| I’ve spent the last 2.5 months building a product that runs LLM-powered code reviews on my pull requests — and I just launched it. The tool is built specifically for solo developers. You install it on your repo, trigger a scan by creating a pull request, and it leaves structured review comments using OpenAI under the hood. Funnily enough, I used the dev version of this app to review its own pull requests while building it. It helped me spot bugs, simplify structure, and keep quality high — all with minimal need for another human in the loop. Things I want to try out in the next months :
- Model integrations beyond OpenAI: Claude, Gemini, DeepSeek, LLaMA - Bring Your Own Model (BYOM) - Smarter review agents: repo memory, config-awareness, custom rules Right now I’m focused on getting feedback from devs and evolving based on what actually helps. Try it here: [https://codii.dev] I’d love feedback on: - Are the reviews actually useful for you or noisy?
- What would make this fit into your workflow?

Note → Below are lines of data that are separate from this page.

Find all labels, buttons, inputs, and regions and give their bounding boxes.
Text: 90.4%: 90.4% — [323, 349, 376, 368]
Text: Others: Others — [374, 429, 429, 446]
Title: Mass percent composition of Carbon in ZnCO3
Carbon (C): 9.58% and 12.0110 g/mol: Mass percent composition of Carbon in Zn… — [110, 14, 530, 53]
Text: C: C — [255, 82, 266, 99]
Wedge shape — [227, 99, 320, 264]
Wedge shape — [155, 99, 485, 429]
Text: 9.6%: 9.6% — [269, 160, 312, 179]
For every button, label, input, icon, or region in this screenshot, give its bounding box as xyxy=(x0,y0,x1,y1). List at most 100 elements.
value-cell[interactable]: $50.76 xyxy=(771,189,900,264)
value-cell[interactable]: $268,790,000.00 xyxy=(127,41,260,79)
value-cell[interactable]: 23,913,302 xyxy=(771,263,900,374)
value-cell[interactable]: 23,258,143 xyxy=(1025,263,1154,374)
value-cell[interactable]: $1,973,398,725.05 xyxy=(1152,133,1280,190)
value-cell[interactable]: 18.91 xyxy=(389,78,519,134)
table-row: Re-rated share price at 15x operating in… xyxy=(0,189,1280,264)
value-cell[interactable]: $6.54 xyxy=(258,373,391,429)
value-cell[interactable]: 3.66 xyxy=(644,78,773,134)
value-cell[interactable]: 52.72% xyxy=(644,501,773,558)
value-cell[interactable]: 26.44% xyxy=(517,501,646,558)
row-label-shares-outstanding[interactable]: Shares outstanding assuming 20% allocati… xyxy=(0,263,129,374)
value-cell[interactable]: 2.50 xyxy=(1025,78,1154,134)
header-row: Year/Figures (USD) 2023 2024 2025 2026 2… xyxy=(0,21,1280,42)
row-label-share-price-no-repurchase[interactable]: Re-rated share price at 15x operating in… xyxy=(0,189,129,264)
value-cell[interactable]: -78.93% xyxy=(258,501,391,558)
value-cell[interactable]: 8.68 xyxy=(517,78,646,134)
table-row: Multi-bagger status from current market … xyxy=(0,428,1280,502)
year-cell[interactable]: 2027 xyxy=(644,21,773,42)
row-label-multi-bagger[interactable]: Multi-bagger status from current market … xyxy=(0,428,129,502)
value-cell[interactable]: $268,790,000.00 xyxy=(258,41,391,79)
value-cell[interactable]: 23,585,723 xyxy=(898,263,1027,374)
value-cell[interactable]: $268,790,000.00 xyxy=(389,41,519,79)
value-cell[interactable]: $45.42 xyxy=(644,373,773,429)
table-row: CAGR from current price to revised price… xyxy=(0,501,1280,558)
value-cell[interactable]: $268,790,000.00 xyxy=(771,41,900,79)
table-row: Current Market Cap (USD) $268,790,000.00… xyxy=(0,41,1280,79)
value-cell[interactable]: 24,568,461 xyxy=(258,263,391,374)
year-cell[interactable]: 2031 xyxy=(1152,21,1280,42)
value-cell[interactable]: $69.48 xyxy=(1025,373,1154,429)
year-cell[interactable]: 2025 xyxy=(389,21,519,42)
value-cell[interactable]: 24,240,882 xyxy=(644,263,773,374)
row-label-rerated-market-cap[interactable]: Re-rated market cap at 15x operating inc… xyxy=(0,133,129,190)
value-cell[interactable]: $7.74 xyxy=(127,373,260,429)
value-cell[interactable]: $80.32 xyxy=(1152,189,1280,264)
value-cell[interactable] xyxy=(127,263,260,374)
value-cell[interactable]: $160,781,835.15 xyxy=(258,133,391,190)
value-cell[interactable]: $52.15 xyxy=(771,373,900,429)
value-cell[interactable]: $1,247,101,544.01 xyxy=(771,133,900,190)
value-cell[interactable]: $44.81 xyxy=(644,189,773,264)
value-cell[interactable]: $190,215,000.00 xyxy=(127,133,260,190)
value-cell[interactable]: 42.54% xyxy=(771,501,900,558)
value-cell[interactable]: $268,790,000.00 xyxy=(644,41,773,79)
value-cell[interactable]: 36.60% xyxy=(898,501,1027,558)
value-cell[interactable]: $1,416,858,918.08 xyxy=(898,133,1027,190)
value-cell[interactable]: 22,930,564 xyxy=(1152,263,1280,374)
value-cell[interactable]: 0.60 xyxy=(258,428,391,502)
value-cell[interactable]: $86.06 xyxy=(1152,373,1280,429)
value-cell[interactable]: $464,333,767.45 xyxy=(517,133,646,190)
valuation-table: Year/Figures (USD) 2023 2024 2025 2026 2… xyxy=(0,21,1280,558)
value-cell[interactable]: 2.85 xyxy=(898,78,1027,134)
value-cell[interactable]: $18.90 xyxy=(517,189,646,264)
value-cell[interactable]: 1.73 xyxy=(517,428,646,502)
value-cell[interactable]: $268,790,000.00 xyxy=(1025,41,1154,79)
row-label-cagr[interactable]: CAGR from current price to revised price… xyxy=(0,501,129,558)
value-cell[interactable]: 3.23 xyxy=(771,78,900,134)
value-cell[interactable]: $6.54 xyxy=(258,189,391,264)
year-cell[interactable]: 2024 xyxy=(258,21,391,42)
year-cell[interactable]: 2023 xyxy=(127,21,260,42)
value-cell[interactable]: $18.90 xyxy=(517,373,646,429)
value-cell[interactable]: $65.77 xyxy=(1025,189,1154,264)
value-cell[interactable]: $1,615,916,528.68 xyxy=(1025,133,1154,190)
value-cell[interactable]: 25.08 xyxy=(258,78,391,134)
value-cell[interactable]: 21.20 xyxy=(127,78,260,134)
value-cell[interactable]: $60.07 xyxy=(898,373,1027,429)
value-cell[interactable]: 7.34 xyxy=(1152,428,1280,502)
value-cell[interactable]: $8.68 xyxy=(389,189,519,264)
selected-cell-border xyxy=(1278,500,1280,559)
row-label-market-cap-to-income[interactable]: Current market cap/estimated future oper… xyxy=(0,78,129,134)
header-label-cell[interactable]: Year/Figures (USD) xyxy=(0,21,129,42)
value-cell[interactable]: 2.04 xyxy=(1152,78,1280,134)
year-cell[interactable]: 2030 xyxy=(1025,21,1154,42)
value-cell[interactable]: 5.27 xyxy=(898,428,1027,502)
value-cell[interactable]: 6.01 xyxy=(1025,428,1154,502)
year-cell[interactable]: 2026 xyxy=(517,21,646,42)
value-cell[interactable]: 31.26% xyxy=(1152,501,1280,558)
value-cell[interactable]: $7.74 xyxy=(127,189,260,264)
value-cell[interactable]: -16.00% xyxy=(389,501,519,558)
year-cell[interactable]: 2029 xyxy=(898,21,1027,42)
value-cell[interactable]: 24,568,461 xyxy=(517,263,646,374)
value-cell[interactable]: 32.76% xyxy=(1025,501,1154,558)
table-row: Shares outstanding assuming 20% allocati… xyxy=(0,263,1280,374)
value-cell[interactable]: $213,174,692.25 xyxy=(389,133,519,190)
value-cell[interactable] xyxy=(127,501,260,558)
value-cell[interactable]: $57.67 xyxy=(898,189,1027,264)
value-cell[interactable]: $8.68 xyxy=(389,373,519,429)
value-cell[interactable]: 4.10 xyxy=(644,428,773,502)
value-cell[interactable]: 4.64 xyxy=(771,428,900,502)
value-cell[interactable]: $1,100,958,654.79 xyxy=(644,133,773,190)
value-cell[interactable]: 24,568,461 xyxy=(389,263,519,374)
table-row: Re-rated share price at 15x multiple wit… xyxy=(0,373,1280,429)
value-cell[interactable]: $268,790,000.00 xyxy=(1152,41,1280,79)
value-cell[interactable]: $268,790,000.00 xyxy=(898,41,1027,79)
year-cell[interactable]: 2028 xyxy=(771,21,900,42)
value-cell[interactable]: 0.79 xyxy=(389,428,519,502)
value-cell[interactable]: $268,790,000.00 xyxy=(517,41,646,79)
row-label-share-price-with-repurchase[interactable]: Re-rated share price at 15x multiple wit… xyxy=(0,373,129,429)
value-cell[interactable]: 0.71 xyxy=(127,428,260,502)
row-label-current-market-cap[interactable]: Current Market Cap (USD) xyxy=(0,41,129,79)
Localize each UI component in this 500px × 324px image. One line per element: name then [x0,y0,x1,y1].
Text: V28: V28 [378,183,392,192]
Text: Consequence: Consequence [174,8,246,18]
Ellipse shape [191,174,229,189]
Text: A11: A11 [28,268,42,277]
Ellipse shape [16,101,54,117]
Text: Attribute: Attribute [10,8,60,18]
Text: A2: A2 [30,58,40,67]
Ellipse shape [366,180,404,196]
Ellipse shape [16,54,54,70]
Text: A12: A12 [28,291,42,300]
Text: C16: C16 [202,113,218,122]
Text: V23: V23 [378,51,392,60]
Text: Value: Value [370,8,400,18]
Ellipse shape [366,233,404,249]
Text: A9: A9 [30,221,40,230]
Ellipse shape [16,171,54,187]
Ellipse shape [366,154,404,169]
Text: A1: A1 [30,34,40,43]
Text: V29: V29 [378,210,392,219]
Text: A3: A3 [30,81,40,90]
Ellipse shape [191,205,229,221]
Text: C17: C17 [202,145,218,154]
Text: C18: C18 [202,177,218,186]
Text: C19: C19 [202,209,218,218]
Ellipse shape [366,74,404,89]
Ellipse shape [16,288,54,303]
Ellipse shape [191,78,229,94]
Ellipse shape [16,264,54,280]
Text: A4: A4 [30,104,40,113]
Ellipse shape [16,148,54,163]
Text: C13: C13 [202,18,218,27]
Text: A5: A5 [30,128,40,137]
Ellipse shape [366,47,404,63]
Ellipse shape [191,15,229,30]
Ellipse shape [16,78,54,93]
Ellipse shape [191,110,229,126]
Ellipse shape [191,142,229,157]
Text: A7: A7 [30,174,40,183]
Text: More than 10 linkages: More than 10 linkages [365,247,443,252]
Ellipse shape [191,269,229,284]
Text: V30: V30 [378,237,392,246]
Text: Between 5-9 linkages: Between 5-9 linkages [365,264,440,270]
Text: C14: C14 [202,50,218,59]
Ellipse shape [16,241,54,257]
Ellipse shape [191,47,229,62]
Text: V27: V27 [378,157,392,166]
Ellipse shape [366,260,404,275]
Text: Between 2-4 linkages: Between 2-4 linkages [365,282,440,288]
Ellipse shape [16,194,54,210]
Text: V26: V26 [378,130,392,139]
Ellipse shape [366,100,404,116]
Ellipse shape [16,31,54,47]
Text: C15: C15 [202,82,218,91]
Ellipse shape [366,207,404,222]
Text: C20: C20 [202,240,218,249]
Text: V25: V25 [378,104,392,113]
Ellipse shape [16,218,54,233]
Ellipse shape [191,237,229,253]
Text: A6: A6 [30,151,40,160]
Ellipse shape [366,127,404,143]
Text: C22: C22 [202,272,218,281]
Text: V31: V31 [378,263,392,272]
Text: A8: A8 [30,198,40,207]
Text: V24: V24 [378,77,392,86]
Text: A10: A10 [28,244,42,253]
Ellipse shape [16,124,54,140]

- Anything obviously missing, confusing, or broken? Happy to answer any questions! (feel free to dm me on X https://x.com/cepstrum9) |
- 9$/mth for what? To insert my API key? I'm assuming you're not paying for my Claude bill.
- The "Why Consider Codii" section is inconsistent and doesn't really explain why I'd use Codii. Also you cannot claim it's consistent (because LLM's can't be consistent, but that aside) without at least some examples.
- 10 scans a month is not enough when trying out a tool, I'd want one team member to be able to use it for his workflow, and you're not going to make it through the first two weeks with 10 scans. I understand that the target audience is solo devs, but what makes this exclusive to solo devs? Why aim for such a niche market? It says "no more waiting on team members", so it's not only solo devs that you want to target. Lean into who you are targeting.
- This site uses modern tools but still feels clunky (icons not sizing nicely, divider doesn't fill the screen, etc.). Inconsistencies on your landing page is a big no-no, and shows how low the bar has been set for the end product. There are pre-made landing pages (e.g. astro templates) that come over as more professional.
That aside, congrats on the launch. Hope you make something of it!